To Desert Their Colors,

but have miserably failed, not meeting with success in a single instance. The Grand avenue officials knew that the pick of the local profession were to be found in the Brown Stocking ranks, and that without the aid of some of them they stood no earthly chance to give an exhibition against such an organization as the Brooklyn Atlantics as would attract a corporal’s guard of spectators. While vehicles were in great demand Sunday night and seductive offers many, players when found turned a deaf ear to all entreaties, and the Grand avenue folks found that the only way to place a team in the field was to select an entirely new corps of players from such material as had been discarded when the Brown Stocking organization was being formed. The attempt to swallow up the club at a gulp, as it were, thus proved abortive. The proposition of the association to oust the officers of an organization over which they never had the slightest control, that men of their own choice might fill the positions, received just such a response as its nature was sure to bring forth. As to the guarantees that were given visiting clubs, nothing need be said. They never resulted in the loss of a cent to the association, but on the other hand were paid for by the percentage of gate receipts that the Sportsman’s Club acknowledges having received. It would have been an easy matter for the Brown Stocking Club to have given guarantees itself and made no concession as to percentage, had it not been desirous of avoiding anything like a quarrel. As before stated, the Brown Stockings players are thoroughly in accord. In the list given above, the name of

Every Regular Member

of the team since its organization is to be found.

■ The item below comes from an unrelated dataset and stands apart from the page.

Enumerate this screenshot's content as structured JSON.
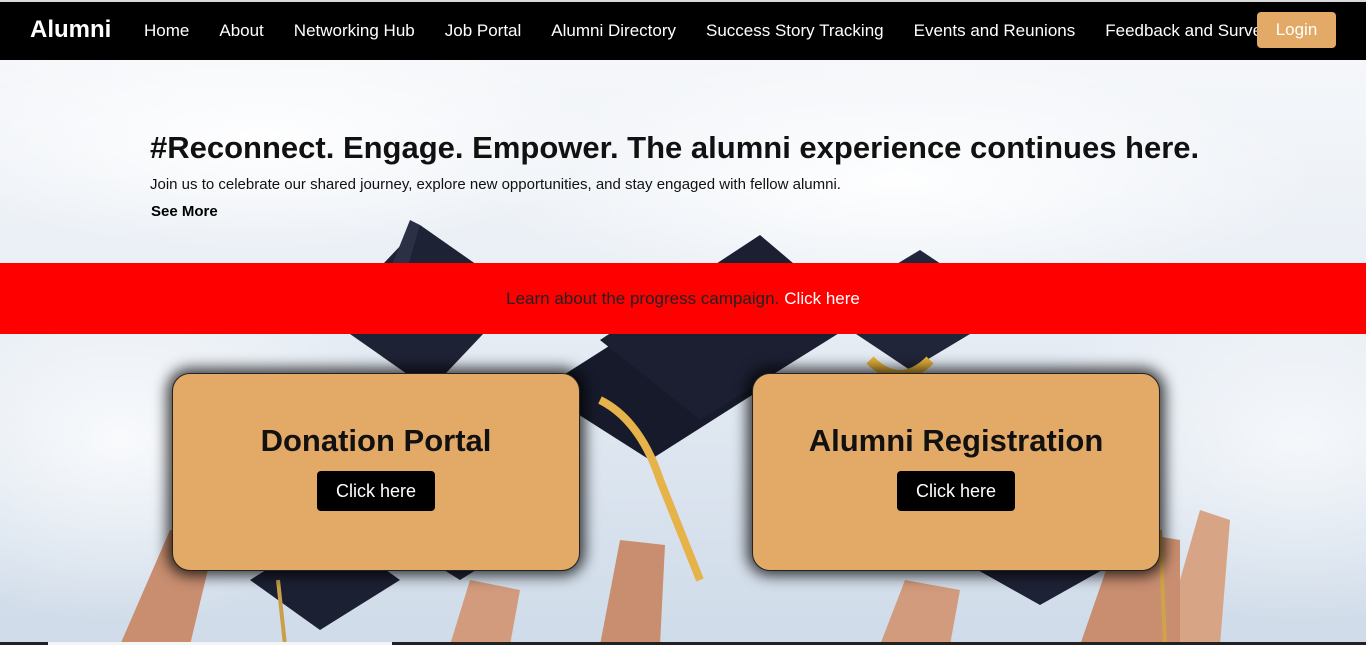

The boys will carry out all present and future arrangements at the Compton Avenue Park, which is now, as it has been all season, in superb trim. There will be no change of dates owing to the clash, but the season’s programme will be carried out as originally arranged. It has been officially stated that the team which the Grand Avenue Association proposes to put in the field is to be called the Brown Stockings. This is a move worthy of its authors, but playing the national game under false pretenses won’t work. The base ball public of St. Louis is pretty well informed on this subject. It knows that a team which includes McGinnis, Baker, Gault, McDonald, the Gleason boys, Magner, Seward, McCaffrey, Morgan and Lewis represents the Brown Stocking Club, and no other. It will have no trouble in discerning between the bogus and the genuine Browns, and the records of wins and losses in future contests will also demonstrate that there is but one Brown Stocking Club in existence. The Browns will take the field against a first-class professional Club at the Compton Avenue Park on Saturday of this week. Their successors at the Grand Avenue Park-whoever they may be-are booked for games with the Atlantics to-day, to-morrow and Thursday, Manager Barnie having been given a guarantee of $300 for the three games. The Browns, at their meeting last night, signed a document reasserting their determination to remain together as of old.

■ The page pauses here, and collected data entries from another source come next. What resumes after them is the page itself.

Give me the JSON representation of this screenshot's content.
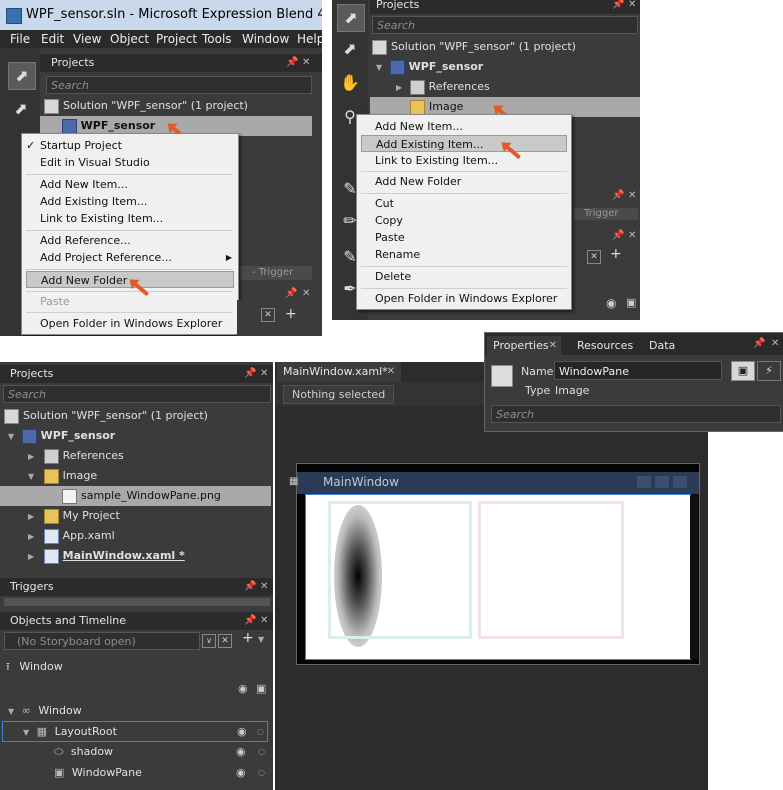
{
  "shot1": {
    "window_title": "WPF_sensor.sln - Microsoft Expression Blend 4",
    "menubar": [
      "File",
      "Edit",
      "View",
      "Object",
      "Project",
      "Tools",
      "Window",
      "Help"
    ],
    "panel_title": "Projects",
    "search_placeholder": "Search",
    "solution_label": "Solution \"WPF_sensor\" (1 project)",
    "project_label": "WPF_sensor",
    "trigger_label": "- Trigger",
    "context_menu": [
      {
        "label": "Startup Project",
        "checked": true
      },
      {
        "label": "Edit in Visual Studio"
      },
      {
        "label": "Add New Item..."
      },
      {
        "label": "Add Existing Item..."
      },
      {
        "label": "Link to Existing Item..."
      },
      {
        "label": "Add Reference..."
      },
      {
        "label": "Add Project Reference...",
        "submenu": true
      },
      {
        "label": "Add New Folder",
        "highlighted": true
      },
      {
        "label": "Paste",
        "disabled": true
      },
      {
        "label": "Open Folder in Windows Explorer"
      }
    ]
  },
  "shot2": {
    "panel_title": "Projects",
    "search_placeholder": "Search",
    "solution_label": "Solution \"WPF_sensor\" (1 project)",
    "project_label": "WPF_sensor",
    "references_label": "References",
    "image_folder_label": "Image",
    "trigger_label": "Trigger",
    "context_menu": [
      {
        "label": "Add New Item..."
      },
      {
        "label": "Add Existing Item...",
        "highlighted": true
      },
      {
        "label": "Link to Existing Item..."
      },
      {
        "label": "Add New Folder"
      },
      {
        "label": "Cut"
      },
      {
        "label": "Copy"
      },
      {
        "label": "Paste"
      },
      {
        "label": "Rename"
      },
      {
        "label": "Delete"
      },
      {
        "label": "Open Folder in Windows Explorer"
      }
    ]
  },
  "shot3": {
    "properties": {
      "tabs": [
        "Properties",
        "Resources",
        "Data"
      ],
      "name_label": "Name",
      "name_value": "WindowPane",
      "type_label": "Type",
      "type_value": "Image",
      "search_placeholder": "Search"
    },
    "projects": {
      "title": "Projects",
      "search_placeholder": "Search",
      "tree": [
        {
          "label": "Solution \"WPF_sensor\" (1 project)"
        },
        {
          "label": "WPF_sensor"
        },
        {
          "label": "References"
        },
        {
          "label": "Image"
        },
        {
          "label": "sample_WindowPane.png"
        },
        {
          "label": "My Project"
        },
        {
          "label": "App.xaml"
        },
        {
          "label": "MainWindow.xaml *"
        }
      ]
    },
    "triggers_title": "Triggers",
    "objects": {
      "title": "Objects and Timeline",
      "storyboard": "(No Storyboard open)",
      "items": [
        {
          "label": "Window"
        },
        {
          "label": "Window"
        },
        {
          "label": "LayoutRoot"
        },
        {
          "label": "shadow"
        },
        {
          "label": "WindowPane"
        }
      ]
    },
    "document": {
      "tab_label": "MainWindow.xaml*",
      "selection_status": "Nothing selected",
      "artboard_title": "MainWindow"
    }
  }
}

-St. Louis Globe-Democrat, October 4, 1881


I hope to post some background information on the Interregnum and the very interesting 1881 season over the next couple of days before I start showing how this rather interesting turn of events in October of 1881 ties into things. The basic point I'm trying to get at (and taking my sweet time getting around to) is that the intrigue that we see here is directly related to the formation of the American Association. The argument I'm hoping to lay out is that Chris Von der Ahe forcibly seized control of the St. Louis professional baseball market and that the entry of the Browns into the AA was part of that.

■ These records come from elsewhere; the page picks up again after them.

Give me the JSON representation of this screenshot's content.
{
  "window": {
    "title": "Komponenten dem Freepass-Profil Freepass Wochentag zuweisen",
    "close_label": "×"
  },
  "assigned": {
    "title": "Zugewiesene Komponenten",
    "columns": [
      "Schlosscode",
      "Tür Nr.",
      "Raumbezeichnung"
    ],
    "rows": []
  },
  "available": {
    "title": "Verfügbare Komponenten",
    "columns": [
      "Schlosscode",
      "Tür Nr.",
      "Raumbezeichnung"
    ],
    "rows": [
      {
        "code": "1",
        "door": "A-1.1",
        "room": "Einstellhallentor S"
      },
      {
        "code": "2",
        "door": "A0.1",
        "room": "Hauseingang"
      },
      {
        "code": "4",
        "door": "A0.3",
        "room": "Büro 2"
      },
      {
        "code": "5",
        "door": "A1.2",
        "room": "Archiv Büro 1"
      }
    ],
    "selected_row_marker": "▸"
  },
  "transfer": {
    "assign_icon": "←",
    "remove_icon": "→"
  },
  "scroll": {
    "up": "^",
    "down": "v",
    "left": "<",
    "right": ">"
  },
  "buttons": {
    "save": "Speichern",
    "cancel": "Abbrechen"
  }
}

I don't think this is anything really new or earth-shattering but it is interesting, specifically when we compare the machinations of the late summer/fall of 1881 to how Von der Ahe is normally perceived. It's fascinating to look at this and see a rather deliberate and Machiavellian Von der Ahe plotting and scheming and arranging things so that, in the end, he becomes the master of the St. Louis baseball market. This isn't the bumbling Von der Ha Ha Ha falling backwards into a nice situation but rather a smart and calculating businessman maneuvering to come out on top.

Hopefully, I'll pull this series of posts together and be able to show how all the pieces fit together.